Вражда двух литературных партий, о которых пишет Достоевский, доходила до таких крайностей, что «приверженцы искусства для искусства, из ненависти к утилитарному направлению, не только отвергают обличительную литературу, всю без изъятия, но даже отвергают возможность появления таланта в обличительной литературе»; в свою очередь «утилитаристы», даже в лице таких наиболее чутких к литературе, как Добролюбов, – и в Пушкине не видят никакой пользы для дела, «называют все его вдохновения вычурами, кривляниями, фокусами и фиоритурами», а «стихотворения его – альбомными побрякушками».
Нет, Достоевский, конечно же, прекрасно видел, сколь различные социально-исторические взгляды и цели скрываются за так называемым вопросом об искусстве. Ставя его, он, не говоря об этом прямо, все-таки явно намекал и на истинную подкладку поставленного вопроса.
Дабы наглядно показать несостоятельность и прямую вредность недооценки художественной партией «утилитаристов» даже для их же собственного дела, Достоевский и предпринял разбор статьи Добролюбова «Черты для характеристики русского простонародья», посвященной рассказам из народного быта Марко Вовчка. Выбор именно этой статьи был, конечно, не случаен для Достоевского: вопрос о народной жизни в литературе – равно принципиален для обоих; более того – это еще и тот вопрос, по которому позиция Добролюбова наиболее близка Достоевскому.
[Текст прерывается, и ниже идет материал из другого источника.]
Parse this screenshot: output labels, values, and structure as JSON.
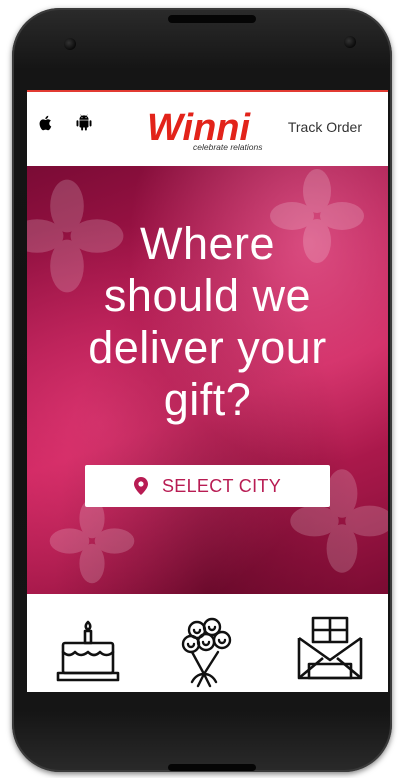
{
  "header": {
    "logo_text": "Winni",
    "logo_tagline": "celebrate relations",
    "track_order_label": "Track Order",
    "icons": [
      "apple-icon",
      "android-icon"
    ]
  },
  "hero": {
    "headline_lines": [
      "Where",
      "should we",
      "deliver your",
      "gift?"
    ],
    "select_city_label": "SELECT CITY",
    "pin_icon": "location-pin-icon"
  },
  "categories": [
    {
      "icon": "birthday-cake-icon"
    },
    {
      "icon": "flower-bouquet-icon"
    },
    {
      "icon": "chocolate-box-icon"
    }
  ],
  "colors": {
    "brand_red": "#e23b32",
    "hero_magenta": "#b0174e",
    "button_text": "#b81c53"
  }
}
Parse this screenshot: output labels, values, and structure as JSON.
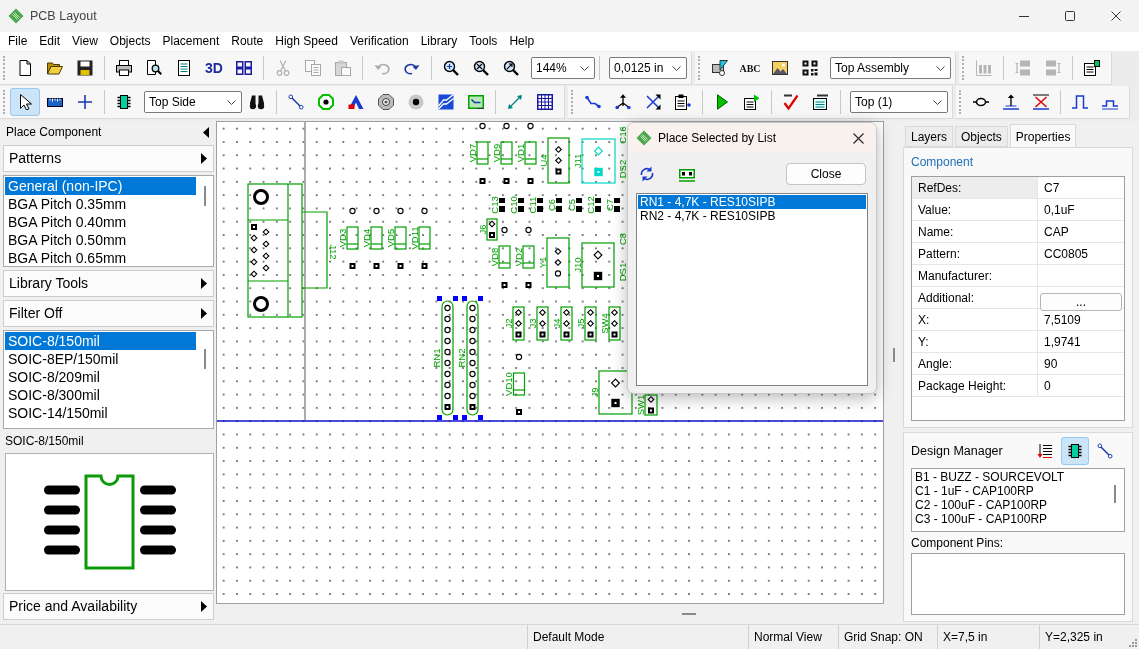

Сам Добролюбов в статье «Черты для характеристики…» признавал невысокий художественный уровень рассказов Марко Вовчка, но не это, утверждал он, главное в них: «Для нас довольно и того, что в рассказах Марко Вовчка мы видим желание и уменье прислушиваться к народной жизни: мы чуем в них присутствие русского духа, встречаем знакомые образы… Вот чем и дороги для нас эти рассказы…»
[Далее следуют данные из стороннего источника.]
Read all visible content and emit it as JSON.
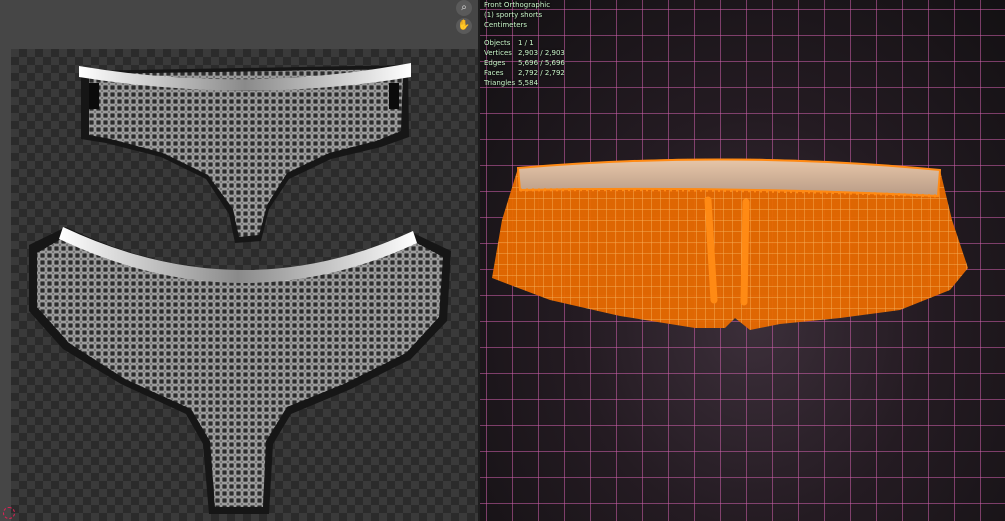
{
  "viewport": {
    "view_name": "Front Orthographic",
    "object_name": "(1) sporty shorts",
    "units": "Centimeters",
    "stats": [
      {
        "label": "Objects",
        "value": "1 / 1"
      },
      {
        "label": "Vertices",
        "value": "2,903 / 2,903"
      },
      {
        "label": "Edges",
        "value": "5,696 / 5,696"
      },
      {
        "label": "Faces",
        "value": "2,792 / 2,792"
      },
      {
        "label": "Triangles",
        "value": "5,584"
      }
    ]
  },
  "uv_editor": {
    "icons": [
      "zoom-icon",
      "hand-icon"
    ]
  },
  "colors": {
    "mesh_orange": "#ff8a14",
    "grid_pink": "#cd5faa",
    "stats_text": "#c8f5c8"
  }
}
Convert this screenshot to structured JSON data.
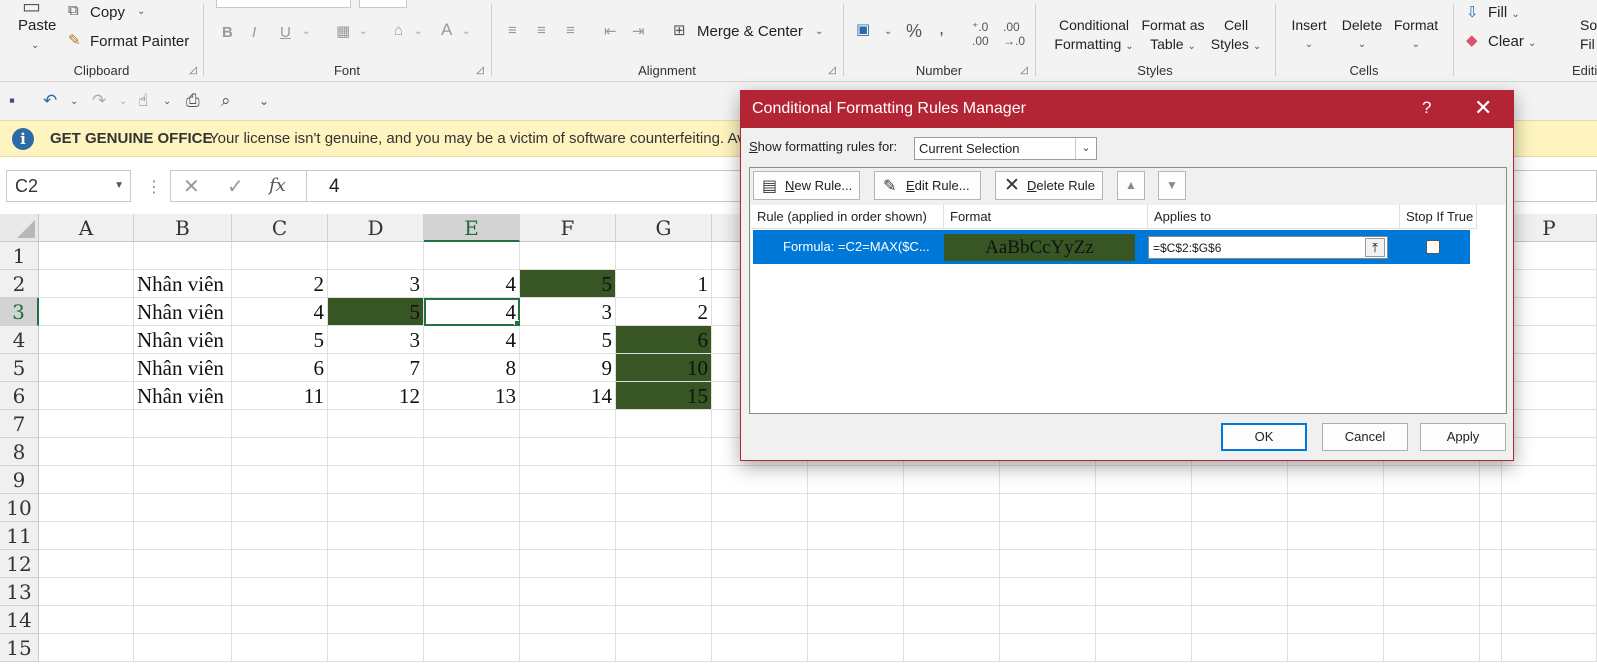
{
  "ribbon": {
    "clipboard": {
      "label": "Clipboard",
      "paste": "Paste",
      "copy": "Copy",
      "format_painter": "Format Painter"
    },
    "font": {
      "label": "Font"
    },
    "alignment": {
      "label": "Alignment",
      "merge_center": "Merge & Center"
    },
    "number": {
      "label": "Number"
    },
    "styles": {
      "label": "Styles",
      "conditional_l1": "Conditional",
      "conditional_l2": "Formatting",
      "format_table_l1": "Format as",
      "format_table_l2": "Table",
      "cell_styles_l1": "Cell",
      "cell_styles_l2": "Styles"
    },
    "cells": {
      "label": "Cells",
      "insert": "Insert",
      "delete": "Delete",
      "format": "Format"
    },
    "editing": {
      "label": "Editing",
      "fill": "Fill",
      "clear": "Clear",
      "sort_l1": "So",
      "sort_l2": "Fil"
    }
  },
  "banner": {
    "title": "GET GENUINE OFFICE",
    "message": "Your license isn't genuine, and you may be a victim of software counterfeiting. Av"
  },
  "formula_bar": {
    "name_box": "C2",
    "formula": "4"
  },
  "sheet": {
    "columns": [
      "A",
      "B",
      "C",
      "D",
      "E",
      "F",
      "G",
      "P"
    ],
    "rows": [
      "1",
      "2",
      "3",
      "4",
      "5",
      "6",
      "7",
      "8",
      "9",
      "10",
      "11",
      "12",
      "13",
      "14",
      "15"
    ],
    "data": [
      [
        "Nhân viên",
        "2",
        "3",
        "4",
        "5",
        "1"
      ],
      [
        "Nhân viên",
        "4",
        "5",
        "4",
        "3",
        "2"
      ],
      [
        "Nhân viên",
        "5",
        "3",
        "4",
        "5",
        "6"
      ],
      [
        "Nhân viên",
        "6",
        "7",
        "8",
        "9",
        "10"
      ],
      [
        "Nhân viên",
        "11",
        "12",
        "13",
        "14",
        "15"
      ]
    ],
    "highlight_color": "#375623"
  },
  "dialog": {
    "title": "Conditional Formatting Rules Manager",
    "help": "?",
    "close": "✕",
    "show_label_pre": "",
    "show_label_accel": "S",
    "show_label_post": "how formatting rules for:",
    "show_value": "Current Selection",
    "new_rule_accel": "N",
    "new_rule_rest": "ew Rule...",
    "edit_rule_accel": "E",
    "edit_rule_rest": "dit Rule...",
    "delete_rule_accel": "D",
    "delete_rule_rest": "elete Rule",
    "headers": {
      "rule": "Rule (applied in order shown)",
      "format": "Format",
      "applies": "Applies to",
      "stop": "Stop If True"
    },
    "rule": {
      "text": "Formula: =C2=MAX($C...",
      "preview": "AaBbCcYyZz",
      "applies_to": "=$C$2:$G$6"
    },
    "ok": "OK",
    "cancel": "Cancel",
    "apply": "Apply",
    "accent": "#b32435",
    "selection": "#0078d7"
  }
}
Достоевский и сам придавал действенности литературы огромное значение, но понимал ее несколько иначе. Каким образом слабое, малохудожественное воспроизведение народной жизни, образов простолюдинов, их мыслей, чувств, стремлений может подвигнуть общество на дело, служащее интересам народа, если сами образы не убеждают читателей в том, что народ действительно таков, так думает, живет и т. д.? Кто поверит, что перед нами, например, не выдуманная автором, но реальная русская женщина, крестьянка, когда из-под пера писателя выходит «какая-то книжная, кабинетная строка, а не женщина»? Ведь художественность – это не что иное, как умение писать хорошо, убедительно. Малохудожественные образы не убеждают, а потому и плохо служат идее, то есть как раз – делу. Более того: неубедительный художественный образ, воспринимающийся как нечто «кабинетное», убеждает в обратном, в том, что таких фактов, таких людей, мыслей, чувств и т. д. и вовсе нет в реальной жизни, что они существуют только в голове автора, а стало быть, и самой «проблемы народа» нет и т. д. и т. п., – то есть отсутствие художественности даже вредит той самой идее и тому самому делу, о которых и хлопотал-то автор. «Следственно, – доказывает Достоевский, – художественность в высочайшей степени полезна, и полезна именно с вашей точки зрения».
Спор принципиальный, но не враждебный. Добролюбов, естественно, никогда не отрицал значения художественности, но приоритет действительно отдавал пользе, приносимой произведением тому делу, которому служил. В этом смысле он готов был рассматривать и литературу в целом как средство жизненной реализации своих социальных убеждений.